Tyler dresses crazy, always wearing bright exciting clothes, while Jack is always dressed in a white, button down shirt, tucked into his khakis. Jack has a somewhat out of shape body, and on the other hand Tyler has an 8-pack and is well toned. Jack's former condo was the epitome of perfection, while Tyler's house was by far unlivable. And most importantly Jack is the conformist as Tyler is the rebel. They are the antithesis of one another, but for a very good reason. Together, Tyler and Jack found Fight Club.

They begin Fight Club, which is essentially a view of a contemporary man behaving primal, in effect freeing themselves from the surplus of things that people value most. Stripped down with just muscle and instinct to help you, a millionaire and a homeless man are the same. It is the release from who you are and what society deems you, what you own is of no consequence all that matters is the fight. With the no social constraints everyone is their own person and no boundaries to be focused upon by your peers. Tyler tried to take fight club to a global level as well. His master plan was to blow up major bank buildings so that everyone's debt would revert back to zero.

If nobody had any bank records or debt they would have nothing, and a sense be equal to every other man. A rebel's instincts always point to creating chaos, and what better chaos could there be than no social status. With no social status Tyler could bring his fight to a whole new worldwide stage. Jack symbolizes the everyday workingman, as Tyler is the man everyone wants to be. Fight Club shows a man that everyone wants to be but can't because of laws and in most cases common courtesy. The movie states that there is basically a Tyler in all of us, wanting and waiting to come out.

None of us will let him out though because we don't have the courage, or maybe stupidity to do it, although Jack does. For a while in the movie Jack did get everything he wanted. He had no care in the world and couldn't have felt better about himself as a whole. Not until later does the final message come in, without any control there is chaos. When Tyler ran rampant and did what he pleased things began to get out of hand.

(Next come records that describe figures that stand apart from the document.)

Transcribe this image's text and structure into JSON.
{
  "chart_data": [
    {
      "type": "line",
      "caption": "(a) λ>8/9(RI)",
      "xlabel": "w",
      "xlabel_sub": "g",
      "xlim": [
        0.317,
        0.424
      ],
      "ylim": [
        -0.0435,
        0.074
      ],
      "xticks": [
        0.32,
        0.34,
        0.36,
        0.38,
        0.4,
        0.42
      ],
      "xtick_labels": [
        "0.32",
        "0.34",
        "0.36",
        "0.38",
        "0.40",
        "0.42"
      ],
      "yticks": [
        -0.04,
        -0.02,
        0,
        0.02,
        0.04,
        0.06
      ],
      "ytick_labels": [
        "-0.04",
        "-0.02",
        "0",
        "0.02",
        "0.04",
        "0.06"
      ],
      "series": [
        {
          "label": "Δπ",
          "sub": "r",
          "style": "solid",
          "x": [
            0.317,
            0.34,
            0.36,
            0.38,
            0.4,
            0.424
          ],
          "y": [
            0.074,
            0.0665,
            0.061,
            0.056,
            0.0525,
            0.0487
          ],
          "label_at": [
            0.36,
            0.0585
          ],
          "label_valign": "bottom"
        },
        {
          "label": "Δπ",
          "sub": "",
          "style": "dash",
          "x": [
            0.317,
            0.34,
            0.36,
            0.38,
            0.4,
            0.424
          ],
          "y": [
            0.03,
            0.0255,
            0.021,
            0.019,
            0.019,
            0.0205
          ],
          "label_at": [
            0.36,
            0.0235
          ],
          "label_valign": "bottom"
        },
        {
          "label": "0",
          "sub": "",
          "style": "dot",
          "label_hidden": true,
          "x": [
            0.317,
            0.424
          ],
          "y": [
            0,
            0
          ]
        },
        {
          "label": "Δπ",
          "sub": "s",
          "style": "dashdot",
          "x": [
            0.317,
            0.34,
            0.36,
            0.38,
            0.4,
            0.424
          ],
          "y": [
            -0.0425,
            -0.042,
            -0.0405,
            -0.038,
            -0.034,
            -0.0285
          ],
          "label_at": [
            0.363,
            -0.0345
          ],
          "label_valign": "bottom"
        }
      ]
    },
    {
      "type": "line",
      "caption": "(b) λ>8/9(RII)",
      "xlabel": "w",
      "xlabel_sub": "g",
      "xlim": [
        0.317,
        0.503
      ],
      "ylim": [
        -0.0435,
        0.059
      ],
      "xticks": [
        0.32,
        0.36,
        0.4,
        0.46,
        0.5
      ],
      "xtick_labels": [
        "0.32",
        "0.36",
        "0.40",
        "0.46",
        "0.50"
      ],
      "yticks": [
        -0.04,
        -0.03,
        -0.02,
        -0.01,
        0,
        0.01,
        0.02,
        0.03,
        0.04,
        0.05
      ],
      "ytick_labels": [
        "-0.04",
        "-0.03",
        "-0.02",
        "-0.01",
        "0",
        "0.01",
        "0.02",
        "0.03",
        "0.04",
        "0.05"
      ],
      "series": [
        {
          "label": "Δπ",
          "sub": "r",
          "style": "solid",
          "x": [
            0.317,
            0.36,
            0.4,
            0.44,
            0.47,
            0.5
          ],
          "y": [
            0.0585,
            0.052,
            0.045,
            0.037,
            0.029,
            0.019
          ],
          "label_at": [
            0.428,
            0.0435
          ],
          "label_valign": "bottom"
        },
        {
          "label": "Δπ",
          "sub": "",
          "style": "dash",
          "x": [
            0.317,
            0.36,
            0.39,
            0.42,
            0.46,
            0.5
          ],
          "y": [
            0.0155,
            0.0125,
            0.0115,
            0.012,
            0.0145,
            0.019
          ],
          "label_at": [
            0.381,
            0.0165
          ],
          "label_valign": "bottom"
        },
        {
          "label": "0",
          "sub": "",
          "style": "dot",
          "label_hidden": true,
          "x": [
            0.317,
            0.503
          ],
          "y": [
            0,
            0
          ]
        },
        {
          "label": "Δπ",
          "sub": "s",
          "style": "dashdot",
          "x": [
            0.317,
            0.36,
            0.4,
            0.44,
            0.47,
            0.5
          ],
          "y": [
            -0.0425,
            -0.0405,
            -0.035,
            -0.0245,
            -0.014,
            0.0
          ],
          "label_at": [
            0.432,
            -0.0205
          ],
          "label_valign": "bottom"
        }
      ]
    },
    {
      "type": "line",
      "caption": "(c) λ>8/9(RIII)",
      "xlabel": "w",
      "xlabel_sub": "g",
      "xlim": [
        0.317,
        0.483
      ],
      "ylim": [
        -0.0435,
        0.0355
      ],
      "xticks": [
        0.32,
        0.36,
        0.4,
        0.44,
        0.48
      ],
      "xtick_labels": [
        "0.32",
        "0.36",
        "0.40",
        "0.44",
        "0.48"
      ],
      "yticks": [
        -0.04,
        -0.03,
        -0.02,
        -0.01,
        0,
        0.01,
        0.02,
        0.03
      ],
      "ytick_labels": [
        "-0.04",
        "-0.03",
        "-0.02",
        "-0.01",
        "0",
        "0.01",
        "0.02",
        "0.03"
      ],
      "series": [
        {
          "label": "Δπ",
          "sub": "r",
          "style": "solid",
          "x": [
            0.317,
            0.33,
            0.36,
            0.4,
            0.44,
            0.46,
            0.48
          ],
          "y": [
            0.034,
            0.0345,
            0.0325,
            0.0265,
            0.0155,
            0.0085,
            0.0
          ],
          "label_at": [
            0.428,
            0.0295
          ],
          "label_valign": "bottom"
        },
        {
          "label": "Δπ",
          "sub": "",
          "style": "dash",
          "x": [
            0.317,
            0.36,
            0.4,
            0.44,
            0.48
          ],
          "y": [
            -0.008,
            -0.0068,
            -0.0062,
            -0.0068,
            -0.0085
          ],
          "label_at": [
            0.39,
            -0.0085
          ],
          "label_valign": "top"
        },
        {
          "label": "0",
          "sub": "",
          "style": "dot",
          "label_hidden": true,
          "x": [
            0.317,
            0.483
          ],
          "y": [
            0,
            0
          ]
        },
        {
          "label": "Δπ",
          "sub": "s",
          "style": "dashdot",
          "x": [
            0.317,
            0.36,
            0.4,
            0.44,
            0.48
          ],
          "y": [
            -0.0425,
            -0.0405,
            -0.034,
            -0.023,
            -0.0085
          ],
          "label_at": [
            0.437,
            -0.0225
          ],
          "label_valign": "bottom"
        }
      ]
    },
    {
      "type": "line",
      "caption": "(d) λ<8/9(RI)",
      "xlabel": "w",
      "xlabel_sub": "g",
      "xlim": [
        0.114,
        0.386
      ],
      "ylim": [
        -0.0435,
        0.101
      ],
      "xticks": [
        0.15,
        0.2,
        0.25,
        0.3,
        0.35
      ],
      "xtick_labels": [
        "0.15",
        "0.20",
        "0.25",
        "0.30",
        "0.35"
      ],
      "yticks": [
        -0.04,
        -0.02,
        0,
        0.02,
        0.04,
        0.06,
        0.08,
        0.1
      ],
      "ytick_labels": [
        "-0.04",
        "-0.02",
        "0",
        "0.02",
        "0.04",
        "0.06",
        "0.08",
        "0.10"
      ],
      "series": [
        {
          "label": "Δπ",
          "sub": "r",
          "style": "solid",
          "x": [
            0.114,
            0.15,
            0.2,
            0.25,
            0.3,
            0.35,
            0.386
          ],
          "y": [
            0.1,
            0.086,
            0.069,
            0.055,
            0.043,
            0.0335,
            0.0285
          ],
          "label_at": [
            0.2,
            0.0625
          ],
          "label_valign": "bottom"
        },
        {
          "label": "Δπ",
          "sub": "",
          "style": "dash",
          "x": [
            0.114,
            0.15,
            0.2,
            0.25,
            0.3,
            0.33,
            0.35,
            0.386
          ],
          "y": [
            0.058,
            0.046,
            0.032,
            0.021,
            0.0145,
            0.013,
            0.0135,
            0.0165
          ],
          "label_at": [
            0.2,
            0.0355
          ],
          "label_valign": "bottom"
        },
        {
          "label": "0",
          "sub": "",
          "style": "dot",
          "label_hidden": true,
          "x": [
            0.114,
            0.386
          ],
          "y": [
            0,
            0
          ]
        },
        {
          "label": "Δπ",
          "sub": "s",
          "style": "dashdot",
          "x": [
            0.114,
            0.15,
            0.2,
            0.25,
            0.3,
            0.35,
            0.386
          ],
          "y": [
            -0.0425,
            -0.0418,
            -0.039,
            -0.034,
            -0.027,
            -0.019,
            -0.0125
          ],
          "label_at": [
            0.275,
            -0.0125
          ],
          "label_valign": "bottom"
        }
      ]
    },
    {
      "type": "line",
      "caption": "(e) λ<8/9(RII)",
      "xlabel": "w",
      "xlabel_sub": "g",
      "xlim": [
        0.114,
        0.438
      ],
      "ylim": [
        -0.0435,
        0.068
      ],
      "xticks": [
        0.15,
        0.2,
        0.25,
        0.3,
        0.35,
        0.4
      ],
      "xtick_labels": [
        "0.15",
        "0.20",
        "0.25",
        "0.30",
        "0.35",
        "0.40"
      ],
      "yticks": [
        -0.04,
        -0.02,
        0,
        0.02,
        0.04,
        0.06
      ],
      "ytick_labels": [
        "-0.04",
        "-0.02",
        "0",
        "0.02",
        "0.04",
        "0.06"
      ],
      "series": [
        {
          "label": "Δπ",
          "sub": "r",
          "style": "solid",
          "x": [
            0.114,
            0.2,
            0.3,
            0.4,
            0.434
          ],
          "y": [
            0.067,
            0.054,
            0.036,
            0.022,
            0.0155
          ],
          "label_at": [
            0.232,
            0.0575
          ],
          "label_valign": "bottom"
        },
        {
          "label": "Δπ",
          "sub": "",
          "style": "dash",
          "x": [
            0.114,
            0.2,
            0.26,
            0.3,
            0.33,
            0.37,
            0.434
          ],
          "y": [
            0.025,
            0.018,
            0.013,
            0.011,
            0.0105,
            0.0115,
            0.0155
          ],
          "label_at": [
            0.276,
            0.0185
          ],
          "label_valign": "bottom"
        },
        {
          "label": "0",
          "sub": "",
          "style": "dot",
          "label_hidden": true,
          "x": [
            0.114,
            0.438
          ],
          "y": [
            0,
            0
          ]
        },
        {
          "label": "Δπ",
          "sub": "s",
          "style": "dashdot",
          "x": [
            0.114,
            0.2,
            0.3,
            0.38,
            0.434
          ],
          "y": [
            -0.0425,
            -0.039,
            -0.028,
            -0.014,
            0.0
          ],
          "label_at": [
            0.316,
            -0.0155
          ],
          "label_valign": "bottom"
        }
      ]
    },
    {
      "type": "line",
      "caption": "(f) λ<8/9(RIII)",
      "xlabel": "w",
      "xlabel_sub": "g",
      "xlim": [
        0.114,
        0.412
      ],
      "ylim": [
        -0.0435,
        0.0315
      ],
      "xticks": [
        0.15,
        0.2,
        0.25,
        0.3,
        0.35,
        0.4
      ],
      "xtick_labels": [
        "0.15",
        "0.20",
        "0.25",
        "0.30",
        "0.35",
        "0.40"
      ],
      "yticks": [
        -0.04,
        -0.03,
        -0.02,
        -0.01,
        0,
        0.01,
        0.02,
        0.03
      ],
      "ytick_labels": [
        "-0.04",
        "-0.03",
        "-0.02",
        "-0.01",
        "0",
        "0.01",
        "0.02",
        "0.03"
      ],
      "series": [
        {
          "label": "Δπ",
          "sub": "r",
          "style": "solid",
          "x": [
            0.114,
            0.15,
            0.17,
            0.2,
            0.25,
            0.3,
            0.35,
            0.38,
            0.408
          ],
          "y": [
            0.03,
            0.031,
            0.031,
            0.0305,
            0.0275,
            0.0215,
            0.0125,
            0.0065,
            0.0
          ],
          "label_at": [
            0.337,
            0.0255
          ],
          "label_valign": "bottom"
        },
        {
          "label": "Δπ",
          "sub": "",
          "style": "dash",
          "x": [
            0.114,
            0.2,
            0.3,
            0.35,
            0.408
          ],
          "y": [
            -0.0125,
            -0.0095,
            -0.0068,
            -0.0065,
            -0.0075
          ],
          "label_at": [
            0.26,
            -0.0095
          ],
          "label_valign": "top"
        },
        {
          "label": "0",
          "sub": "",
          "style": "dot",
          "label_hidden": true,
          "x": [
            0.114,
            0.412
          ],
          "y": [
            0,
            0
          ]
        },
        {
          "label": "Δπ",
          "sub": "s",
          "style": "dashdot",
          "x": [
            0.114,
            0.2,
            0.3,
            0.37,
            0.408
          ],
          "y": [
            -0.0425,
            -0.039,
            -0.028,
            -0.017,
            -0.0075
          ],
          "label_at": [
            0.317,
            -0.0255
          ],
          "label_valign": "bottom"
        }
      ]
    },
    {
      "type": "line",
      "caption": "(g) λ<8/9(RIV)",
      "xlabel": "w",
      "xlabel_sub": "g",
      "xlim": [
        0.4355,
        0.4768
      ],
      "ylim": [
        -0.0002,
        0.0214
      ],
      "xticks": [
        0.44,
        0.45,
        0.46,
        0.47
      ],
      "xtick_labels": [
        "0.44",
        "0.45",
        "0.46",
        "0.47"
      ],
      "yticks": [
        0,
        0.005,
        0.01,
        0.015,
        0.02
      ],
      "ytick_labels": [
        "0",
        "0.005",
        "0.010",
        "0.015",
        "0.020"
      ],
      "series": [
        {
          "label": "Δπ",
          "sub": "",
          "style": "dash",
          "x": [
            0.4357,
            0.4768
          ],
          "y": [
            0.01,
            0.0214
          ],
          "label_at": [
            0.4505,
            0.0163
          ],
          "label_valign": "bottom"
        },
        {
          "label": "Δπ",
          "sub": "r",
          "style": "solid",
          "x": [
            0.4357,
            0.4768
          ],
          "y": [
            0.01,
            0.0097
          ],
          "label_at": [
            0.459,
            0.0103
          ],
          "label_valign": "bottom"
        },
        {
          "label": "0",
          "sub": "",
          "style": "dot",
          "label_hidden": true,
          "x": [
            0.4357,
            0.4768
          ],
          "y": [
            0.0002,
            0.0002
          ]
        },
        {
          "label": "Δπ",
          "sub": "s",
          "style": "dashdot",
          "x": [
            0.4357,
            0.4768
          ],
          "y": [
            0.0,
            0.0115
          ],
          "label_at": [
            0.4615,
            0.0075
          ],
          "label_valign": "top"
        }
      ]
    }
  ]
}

For instance his final act of defiance towards society was the blowing up of credit card companies in order to erase the debt record so that everyone's debt would go back to zero. This is only to create total chaos and embody Tyler's world without rules. Tyler sums up the movie in his own terms, "You are not your job. You are not how much you have in the bank. You are not the contents of your wallet. You are not your khakis.

You are not a beautiful and unique snowflake. The things you own end up owning you.".